Читать онлайн «Шумит луговая овсяница»

Автор Евгений Носов

Шумит луговая овсянница — Носов Е. И.

Шумит луговая овсянница — Носов Е. И.

Носов Евгений Иванович

1

В середине лета по Десне закипали сенокосы. Перед тем стояла ясная недокучливая теплынь, небо высокое, емкое, и тянули по нему вразброд, не застя солнце, белые округлые облака. Раза два или три над материковым обрывистым убережьем сходились облака в плотную синеву, и оттуда, с хлебных высот, от полужских тесовых деревень неспешно наплывала на луга туча в серебряных окоемках. Вставала она высокая, величавая, в синих рушниках дождей, разгульно и благодатно рокотала и похохатывала громами и вдруг оглушительно, весело шарахала в несколько разломистых колен, и стеклянным перезвоном отзывалась Десна под теплыми струями ливня. Полоскались в веселом спором дожде притихшие лозняки, набухали сахарные пески в излучинах, пили травы, пила земля, набирала влагу про запас в кротовые норы, и, опустив голову, покорно и охотно мокла среди лугов стреноженная лошадь. А в заречье, куда сваливалась туча, уже висела над синими лесами оранжевая радуга. Оттуда тянуло грибной прелью, мхами и умытой хвоей.

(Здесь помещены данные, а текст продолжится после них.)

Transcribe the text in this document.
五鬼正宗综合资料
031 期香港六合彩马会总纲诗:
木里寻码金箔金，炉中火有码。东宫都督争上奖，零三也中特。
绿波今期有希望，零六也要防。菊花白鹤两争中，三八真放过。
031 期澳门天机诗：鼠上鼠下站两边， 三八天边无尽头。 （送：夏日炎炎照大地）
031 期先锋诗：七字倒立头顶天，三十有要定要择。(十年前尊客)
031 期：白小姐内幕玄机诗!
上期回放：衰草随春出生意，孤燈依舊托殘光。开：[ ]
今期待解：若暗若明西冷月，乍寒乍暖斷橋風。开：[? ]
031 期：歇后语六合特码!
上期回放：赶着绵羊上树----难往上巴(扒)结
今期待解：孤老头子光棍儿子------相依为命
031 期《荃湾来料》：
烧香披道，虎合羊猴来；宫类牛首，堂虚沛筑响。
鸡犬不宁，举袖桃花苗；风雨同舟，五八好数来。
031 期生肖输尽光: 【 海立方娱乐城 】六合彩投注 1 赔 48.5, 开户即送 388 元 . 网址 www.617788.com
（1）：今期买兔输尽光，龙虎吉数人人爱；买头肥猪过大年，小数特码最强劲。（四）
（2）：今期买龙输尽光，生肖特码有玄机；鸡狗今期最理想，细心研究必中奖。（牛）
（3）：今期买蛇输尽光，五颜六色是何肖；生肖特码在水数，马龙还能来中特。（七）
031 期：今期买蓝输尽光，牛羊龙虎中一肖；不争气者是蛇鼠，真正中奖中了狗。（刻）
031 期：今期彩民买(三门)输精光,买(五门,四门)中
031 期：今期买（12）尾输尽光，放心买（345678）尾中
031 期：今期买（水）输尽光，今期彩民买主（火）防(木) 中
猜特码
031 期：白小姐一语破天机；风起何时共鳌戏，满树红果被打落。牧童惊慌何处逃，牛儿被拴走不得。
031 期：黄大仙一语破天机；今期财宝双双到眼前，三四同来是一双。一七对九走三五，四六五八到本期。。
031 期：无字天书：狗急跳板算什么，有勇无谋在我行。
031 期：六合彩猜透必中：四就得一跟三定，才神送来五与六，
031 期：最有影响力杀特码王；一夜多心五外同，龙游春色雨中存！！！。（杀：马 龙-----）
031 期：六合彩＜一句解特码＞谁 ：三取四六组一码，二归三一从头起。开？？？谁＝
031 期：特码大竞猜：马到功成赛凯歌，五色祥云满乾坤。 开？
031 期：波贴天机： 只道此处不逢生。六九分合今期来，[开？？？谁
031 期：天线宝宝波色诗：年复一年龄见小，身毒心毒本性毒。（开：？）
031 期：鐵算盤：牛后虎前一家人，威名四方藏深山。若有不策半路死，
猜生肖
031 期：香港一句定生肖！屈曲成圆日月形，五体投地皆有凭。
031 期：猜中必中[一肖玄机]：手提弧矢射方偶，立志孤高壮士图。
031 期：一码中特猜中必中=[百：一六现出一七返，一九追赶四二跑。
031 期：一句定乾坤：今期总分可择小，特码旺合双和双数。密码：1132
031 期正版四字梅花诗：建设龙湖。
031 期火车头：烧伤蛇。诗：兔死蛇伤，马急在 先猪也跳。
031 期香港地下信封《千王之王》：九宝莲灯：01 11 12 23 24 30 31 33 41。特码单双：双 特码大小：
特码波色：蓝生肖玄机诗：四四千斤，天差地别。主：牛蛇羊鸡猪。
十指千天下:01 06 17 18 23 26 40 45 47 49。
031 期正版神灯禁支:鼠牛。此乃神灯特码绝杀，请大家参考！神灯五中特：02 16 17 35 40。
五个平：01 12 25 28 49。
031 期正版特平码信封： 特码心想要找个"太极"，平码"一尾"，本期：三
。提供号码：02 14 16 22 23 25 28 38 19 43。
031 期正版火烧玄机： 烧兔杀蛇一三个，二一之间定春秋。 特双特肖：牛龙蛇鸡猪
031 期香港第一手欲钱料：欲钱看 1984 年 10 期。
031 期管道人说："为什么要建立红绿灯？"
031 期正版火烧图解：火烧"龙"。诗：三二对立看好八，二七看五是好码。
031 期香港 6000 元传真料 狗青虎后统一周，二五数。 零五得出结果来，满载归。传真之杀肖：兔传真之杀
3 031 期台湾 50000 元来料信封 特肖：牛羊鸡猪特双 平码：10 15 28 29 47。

Лесные запахи мешались с медовыми и чайными запахами лугов в крепкий настой, от которого становилось хмельно и необъяснимо радостно и молодо на душе.

После таких дождей вдруг выметывала в пояс луговая овсяница, укрывала собой клевера, белые кашки, желтые подмаренники, выколашивалась над пестротравьем, и луга одевались нежной фиолетовой дымкой. И как только накатывал этот чуткий дымок на луга — днями быть сенокосу.

Первыми съезжались в пойму председатели и бригадиры — местные, из полужских колхозов, и дальние, с суходолов.

Суходольские тоже имели здесь свой пай. Ходили по пояс в травах, осматривали деляны, ставили тычки. Дня через два-три начинали двигаться в луга тракторы, сенокосилки, колесные грабли. Суходольские косари спускались со знойных бугров и междуречий будто на великое переселение: в пароконках — бочки с горючим, артельные казаны, связанные по ногам бараны, кули с мукой и картошкой, пуки деревянных граблей, старых и новых, белых, только что наструганных. Ехали целыми семьями — с женами и ребятишками, ветхие старички и те увязывались, тряслись в новых рубахах, ухватясь черными сухими пальцами за грядки, будто ехали к причастию. Иные еще бодро сидели в передках, крутили концами вожжей над лошадьми, покрикивали с незлобной хрипотцой: «Ho-о, окаянные! Шевелись!» — а сами все поглядывали из-под картузов на буйную травяную вольницу, и в просветленных лицах была заметна хозяйственная озабоченность и много-много раз пережитая радость предстоящей сенокосной страды, крестьянской работы — праздника.

Молодежь ехала особняком. Парни в пестрых майках, крутые угловатые плечи в каштановом загаре, девчата, как одна, в косынках шалашиком. Сидели в больших сенных телегах, свесив босые ноги в бортовые решетки. Рыкала перебиваемая колесным перестуком гармошка, кто-то голосисто выкрикивал частушки, полоскались над головами, мельтешили листвой натыканные торчком березовые ветки.

Останавливались на самом берегу, глушили тракторы, в тени лозняков распрягали лошадей с темными пропотелыми холками, засыпали им вдоволь полные телеги свежескошенной травы, по которой еще прыгали кузнечики, а сами, изголодавшись на своих хлебных увалах по вольной воде, лезли в Десну. Гулко бухались с глинистого уреза парни, выныривали, мотали головами, стирали с глаз прилипшие волосы, блаженно отфыркиваясь. Девчата визжали от ласки воды, неистово колотили ногами, выбрызгивая белые пузыристые столбы, полоумно шарахались от змеиных извивов водорослей, и растревоженная Десна била маслянистыми зелеными волнами в берег, качала и рвала на осколки опрокинутое в реку солнце.